The Uniformed Services Employment and Reemployment Rights Act (USERRA) contains some of the most wide-reaching employer obligations of any federal labor law. Under USERRA's "escalator" principle, employees returning from military leave must be reinstated not only to their previous position, but to a higher one if they can demonstrate that they would likely have been promoted but for their absence. Earlier this month, the First Circuit Court of Appeals concluded that this escalator requirement applies not only to automatic promotions, but also to those that were within the discretion of the employer.
Rivera-Melendez v. Pfizer Pharm., LLC involved a Navy reservist called to active duty in Iraq. During his absence, his job category was eliminated, and employees were given the opportunity to apply for a limited number of promotions as an alternative to being demoted. When the plaintiff retuned from active duty, Pfizer recreated his old job, but did not offer him a promotion to the higher position.
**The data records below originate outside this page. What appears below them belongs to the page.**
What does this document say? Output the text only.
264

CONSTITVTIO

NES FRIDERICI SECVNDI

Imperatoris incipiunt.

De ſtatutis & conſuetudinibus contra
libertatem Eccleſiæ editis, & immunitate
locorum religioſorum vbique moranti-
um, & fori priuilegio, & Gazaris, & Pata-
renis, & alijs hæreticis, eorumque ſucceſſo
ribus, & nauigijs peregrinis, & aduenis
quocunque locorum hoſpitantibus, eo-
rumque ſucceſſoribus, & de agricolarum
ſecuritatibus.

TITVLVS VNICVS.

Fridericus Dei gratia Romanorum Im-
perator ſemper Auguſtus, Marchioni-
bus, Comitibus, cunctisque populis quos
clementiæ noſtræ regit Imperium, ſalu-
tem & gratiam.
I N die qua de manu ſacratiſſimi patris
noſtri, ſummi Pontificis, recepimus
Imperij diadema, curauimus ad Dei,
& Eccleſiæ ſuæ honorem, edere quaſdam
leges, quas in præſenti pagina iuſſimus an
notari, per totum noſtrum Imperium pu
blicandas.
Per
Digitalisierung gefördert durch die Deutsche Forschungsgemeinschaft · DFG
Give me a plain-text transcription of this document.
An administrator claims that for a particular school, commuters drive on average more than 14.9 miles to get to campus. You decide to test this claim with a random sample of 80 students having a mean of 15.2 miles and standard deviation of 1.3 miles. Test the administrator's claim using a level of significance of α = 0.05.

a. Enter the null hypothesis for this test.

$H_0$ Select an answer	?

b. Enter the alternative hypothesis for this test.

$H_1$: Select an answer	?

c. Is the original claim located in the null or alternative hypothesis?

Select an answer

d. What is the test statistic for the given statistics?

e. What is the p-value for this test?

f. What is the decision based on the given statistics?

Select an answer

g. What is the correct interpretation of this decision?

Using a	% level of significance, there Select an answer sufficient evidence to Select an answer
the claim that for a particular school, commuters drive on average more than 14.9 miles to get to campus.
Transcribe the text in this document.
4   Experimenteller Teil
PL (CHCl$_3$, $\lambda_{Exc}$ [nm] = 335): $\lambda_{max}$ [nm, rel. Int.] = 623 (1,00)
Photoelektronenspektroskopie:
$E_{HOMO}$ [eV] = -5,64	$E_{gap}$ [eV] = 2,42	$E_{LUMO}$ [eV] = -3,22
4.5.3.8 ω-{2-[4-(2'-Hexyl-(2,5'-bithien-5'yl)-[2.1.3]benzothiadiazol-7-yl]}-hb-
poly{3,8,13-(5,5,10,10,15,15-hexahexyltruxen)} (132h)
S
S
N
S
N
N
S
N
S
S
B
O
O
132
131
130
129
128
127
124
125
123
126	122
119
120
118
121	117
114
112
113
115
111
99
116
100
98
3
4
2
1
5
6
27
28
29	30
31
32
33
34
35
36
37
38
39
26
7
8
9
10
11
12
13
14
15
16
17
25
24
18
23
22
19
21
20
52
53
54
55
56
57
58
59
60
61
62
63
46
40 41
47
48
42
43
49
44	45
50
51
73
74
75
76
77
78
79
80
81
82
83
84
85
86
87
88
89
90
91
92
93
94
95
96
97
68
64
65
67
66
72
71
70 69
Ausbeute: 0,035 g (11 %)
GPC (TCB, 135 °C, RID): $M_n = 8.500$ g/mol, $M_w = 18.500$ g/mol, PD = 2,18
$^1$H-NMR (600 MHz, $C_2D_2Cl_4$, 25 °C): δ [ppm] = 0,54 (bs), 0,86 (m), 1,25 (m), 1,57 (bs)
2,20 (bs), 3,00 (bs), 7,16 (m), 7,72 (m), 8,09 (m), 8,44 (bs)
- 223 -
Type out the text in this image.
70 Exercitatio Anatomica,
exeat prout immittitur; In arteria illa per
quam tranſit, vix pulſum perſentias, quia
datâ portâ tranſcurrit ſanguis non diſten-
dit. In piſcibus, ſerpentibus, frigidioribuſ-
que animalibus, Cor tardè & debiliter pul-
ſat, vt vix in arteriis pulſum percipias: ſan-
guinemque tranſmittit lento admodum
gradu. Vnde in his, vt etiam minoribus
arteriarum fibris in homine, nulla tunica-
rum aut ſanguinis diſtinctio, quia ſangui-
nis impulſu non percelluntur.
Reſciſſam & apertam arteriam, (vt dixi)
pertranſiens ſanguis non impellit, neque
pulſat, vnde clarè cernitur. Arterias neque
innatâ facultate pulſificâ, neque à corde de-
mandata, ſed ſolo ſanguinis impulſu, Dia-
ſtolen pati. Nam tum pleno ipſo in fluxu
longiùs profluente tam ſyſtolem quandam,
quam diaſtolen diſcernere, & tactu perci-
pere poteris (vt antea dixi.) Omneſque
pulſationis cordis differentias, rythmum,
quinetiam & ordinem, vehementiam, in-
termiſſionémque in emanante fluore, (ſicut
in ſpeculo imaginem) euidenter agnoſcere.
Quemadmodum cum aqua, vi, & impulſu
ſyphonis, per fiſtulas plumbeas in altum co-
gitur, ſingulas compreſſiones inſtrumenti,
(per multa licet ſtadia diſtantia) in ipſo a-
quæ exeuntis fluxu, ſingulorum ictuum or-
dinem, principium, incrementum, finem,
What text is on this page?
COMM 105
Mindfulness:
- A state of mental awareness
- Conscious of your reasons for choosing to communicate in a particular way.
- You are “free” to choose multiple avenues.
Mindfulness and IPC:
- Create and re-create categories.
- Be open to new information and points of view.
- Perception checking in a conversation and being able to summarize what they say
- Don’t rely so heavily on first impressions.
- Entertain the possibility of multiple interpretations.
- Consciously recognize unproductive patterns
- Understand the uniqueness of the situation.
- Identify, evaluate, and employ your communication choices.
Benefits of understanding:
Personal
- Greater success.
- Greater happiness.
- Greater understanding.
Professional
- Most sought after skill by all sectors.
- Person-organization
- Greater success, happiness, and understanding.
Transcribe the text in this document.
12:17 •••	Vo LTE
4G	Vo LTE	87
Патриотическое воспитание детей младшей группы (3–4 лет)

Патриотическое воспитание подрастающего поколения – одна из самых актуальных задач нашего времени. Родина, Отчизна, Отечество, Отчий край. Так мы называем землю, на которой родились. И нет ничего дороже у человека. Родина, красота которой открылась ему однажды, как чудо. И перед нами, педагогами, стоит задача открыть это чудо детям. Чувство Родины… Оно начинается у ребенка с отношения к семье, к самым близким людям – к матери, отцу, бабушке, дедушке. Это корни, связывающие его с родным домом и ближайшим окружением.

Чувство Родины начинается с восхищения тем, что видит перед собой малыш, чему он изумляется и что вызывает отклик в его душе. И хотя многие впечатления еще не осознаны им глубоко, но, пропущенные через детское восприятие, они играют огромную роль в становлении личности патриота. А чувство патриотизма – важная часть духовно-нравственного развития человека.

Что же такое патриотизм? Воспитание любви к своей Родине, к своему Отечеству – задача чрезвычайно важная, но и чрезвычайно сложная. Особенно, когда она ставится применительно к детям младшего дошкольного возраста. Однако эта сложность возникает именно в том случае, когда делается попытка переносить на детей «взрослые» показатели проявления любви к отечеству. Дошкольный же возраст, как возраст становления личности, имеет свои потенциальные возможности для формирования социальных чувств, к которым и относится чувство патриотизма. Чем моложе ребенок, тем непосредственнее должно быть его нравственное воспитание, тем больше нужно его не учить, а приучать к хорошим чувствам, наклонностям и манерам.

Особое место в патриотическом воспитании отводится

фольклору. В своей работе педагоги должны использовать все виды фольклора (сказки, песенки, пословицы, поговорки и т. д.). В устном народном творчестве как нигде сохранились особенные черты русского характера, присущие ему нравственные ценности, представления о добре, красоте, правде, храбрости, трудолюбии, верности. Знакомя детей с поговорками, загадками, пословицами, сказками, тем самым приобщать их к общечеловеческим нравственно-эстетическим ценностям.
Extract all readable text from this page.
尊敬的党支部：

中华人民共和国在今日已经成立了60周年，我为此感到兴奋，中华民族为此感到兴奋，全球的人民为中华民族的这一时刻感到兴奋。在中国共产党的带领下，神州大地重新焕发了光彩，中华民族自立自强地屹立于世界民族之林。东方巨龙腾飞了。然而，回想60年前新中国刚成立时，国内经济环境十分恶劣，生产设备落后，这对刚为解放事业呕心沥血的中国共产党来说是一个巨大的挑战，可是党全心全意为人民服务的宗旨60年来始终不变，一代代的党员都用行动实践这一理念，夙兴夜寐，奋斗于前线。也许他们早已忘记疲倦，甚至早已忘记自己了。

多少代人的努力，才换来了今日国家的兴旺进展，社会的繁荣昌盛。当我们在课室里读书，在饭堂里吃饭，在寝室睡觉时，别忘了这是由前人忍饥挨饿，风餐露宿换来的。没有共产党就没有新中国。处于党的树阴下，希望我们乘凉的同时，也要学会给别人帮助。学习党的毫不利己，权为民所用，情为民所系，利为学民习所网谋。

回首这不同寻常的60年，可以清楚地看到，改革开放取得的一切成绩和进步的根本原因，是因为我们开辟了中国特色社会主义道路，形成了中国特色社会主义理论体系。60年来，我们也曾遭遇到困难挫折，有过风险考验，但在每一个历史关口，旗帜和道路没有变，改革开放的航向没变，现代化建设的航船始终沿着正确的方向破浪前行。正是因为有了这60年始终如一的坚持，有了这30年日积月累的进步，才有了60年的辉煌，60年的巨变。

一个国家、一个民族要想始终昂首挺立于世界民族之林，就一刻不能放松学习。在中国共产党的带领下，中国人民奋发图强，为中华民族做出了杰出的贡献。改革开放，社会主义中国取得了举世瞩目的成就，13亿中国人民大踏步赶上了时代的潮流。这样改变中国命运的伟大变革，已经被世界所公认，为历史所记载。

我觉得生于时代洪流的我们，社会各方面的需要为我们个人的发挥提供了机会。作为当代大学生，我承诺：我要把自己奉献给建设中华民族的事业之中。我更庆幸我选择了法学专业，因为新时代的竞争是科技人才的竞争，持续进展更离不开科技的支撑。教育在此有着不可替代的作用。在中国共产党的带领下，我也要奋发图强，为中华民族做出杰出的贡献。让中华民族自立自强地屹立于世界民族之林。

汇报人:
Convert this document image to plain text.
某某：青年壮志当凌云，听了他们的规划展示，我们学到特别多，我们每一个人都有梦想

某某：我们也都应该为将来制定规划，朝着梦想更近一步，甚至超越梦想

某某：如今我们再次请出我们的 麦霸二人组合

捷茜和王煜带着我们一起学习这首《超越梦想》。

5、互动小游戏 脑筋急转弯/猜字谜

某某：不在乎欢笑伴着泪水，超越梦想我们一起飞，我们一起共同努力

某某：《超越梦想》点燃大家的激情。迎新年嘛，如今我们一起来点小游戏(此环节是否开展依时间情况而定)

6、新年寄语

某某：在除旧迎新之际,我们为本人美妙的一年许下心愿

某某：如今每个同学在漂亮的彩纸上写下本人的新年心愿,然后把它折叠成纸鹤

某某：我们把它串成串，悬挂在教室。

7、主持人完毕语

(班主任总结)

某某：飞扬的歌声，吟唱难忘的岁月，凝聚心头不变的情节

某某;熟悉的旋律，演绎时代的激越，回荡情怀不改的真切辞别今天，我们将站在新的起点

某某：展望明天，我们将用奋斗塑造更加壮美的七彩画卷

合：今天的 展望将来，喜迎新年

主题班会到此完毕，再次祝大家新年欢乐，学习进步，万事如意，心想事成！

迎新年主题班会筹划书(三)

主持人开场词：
The district court rejected his USERRA claim, concluding that the law's escalator requirement applies only to promotions that the plaintiff can show he would automatically have been moved into but for his military service.
The First Circuit reversed this decision on appeal. The court said that the escalator principle applies to positions that the plaintiff would have been moved to with "reasonable certainty" except for his absence. This test applies regardless of whether the promotion was automatic or discretionary. The plaintiff may have a harder time proving reasonable certainty in the case of a discretionary promotion, but USERRA does not legally preclude returning service members from making such arguments.